В мембране заклокотали сердитые звуки, — по-видимому, Толстунов получал взбучку.
— Есть! Есть! — отчеканивал старший политрук. — Слушаюсь, товарищ комиссар! Есть, товарищ комиссар, немедленно.
Клохтанье в мембране стало более спокойным, поутихло. И вдруг Толстунов совсем просто сказал в трубку:
— Ну разреши, Петр Васильевич. Единственный раз собрались по-человечески. Пришел комбат от генерала. Что? Да, может быть, трахнем по единой. Не беспокойся. Все будут ходить по струнке, у него не забалуешь. Позволь, Петр Васильевич… Четверть часа? Есть, выйду через четверть часа. Благодарю, товарищ комиссар.

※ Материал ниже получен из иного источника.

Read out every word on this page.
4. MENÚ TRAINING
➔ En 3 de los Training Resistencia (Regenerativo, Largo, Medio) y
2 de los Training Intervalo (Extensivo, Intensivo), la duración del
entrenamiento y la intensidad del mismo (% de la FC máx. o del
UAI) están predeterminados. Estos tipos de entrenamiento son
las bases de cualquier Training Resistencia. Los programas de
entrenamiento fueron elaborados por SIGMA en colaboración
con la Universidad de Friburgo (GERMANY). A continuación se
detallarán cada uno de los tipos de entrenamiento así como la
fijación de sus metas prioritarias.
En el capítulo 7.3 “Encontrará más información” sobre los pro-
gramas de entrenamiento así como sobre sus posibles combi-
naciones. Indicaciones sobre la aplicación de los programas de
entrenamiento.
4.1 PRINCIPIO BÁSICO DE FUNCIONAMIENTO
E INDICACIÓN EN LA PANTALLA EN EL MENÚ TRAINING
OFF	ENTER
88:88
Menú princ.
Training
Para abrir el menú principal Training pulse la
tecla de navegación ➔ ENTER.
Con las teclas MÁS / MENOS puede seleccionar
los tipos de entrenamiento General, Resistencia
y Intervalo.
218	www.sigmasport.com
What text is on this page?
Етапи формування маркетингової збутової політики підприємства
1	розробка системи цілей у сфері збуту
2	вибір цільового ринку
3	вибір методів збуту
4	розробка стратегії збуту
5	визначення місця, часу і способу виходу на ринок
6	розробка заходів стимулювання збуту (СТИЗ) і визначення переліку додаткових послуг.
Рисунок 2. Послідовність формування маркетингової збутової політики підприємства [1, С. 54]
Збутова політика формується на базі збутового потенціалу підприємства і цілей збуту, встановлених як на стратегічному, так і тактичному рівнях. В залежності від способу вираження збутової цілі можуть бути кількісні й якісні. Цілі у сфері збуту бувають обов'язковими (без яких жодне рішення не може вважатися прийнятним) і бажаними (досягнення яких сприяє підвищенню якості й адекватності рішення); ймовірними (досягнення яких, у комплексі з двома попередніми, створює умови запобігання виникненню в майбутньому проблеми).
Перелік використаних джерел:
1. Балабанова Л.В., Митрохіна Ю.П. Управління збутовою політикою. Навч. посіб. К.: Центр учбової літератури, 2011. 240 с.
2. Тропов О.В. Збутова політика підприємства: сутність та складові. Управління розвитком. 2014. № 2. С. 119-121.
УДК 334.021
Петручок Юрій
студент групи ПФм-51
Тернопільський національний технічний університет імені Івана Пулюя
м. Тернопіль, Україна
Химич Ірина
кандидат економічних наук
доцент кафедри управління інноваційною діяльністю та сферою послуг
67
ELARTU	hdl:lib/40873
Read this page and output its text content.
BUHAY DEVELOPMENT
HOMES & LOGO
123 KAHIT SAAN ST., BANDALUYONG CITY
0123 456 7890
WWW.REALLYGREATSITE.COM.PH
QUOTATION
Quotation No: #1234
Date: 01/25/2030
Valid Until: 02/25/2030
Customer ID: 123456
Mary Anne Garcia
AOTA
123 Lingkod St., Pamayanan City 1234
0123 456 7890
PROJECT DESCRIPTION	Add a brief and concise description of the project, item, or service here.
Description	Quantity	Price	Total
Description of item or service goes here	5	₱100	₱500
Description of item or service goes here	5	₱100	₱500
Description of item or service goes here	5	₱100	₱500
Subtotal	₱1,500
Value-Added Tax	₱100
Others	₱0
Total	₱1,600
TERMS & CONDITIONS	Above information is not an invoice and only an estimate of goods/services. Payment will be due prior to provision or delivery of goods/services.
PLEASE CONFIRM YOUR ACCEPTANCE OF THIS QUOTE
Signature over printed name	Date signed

Отдав трубку телефонисту. Толстунов отогнул обшлаг, посмотрел на часы.
— Сколько? — спросил кто-то.
— Четырнадцать сорок… Еще часа два светлого времени.
В дни оборонительных боев у нас вошло в привычку выделять светлое время, прикидывать, долго ли до сумерек. Противник наносил удары в разные часы, но всегда засветло. Каждые сумерки значили, что в этой битве, где мы стояли против численно сильнейшего врага, имевшего к тому же и превосходство в танках, нами вырван у него, выигран еще день.
В комнате стало очень тихо. В молчании мы ловили ухом вдруг сразу участившееся далекое бабаханье пушек. Наверное, шла атака танков.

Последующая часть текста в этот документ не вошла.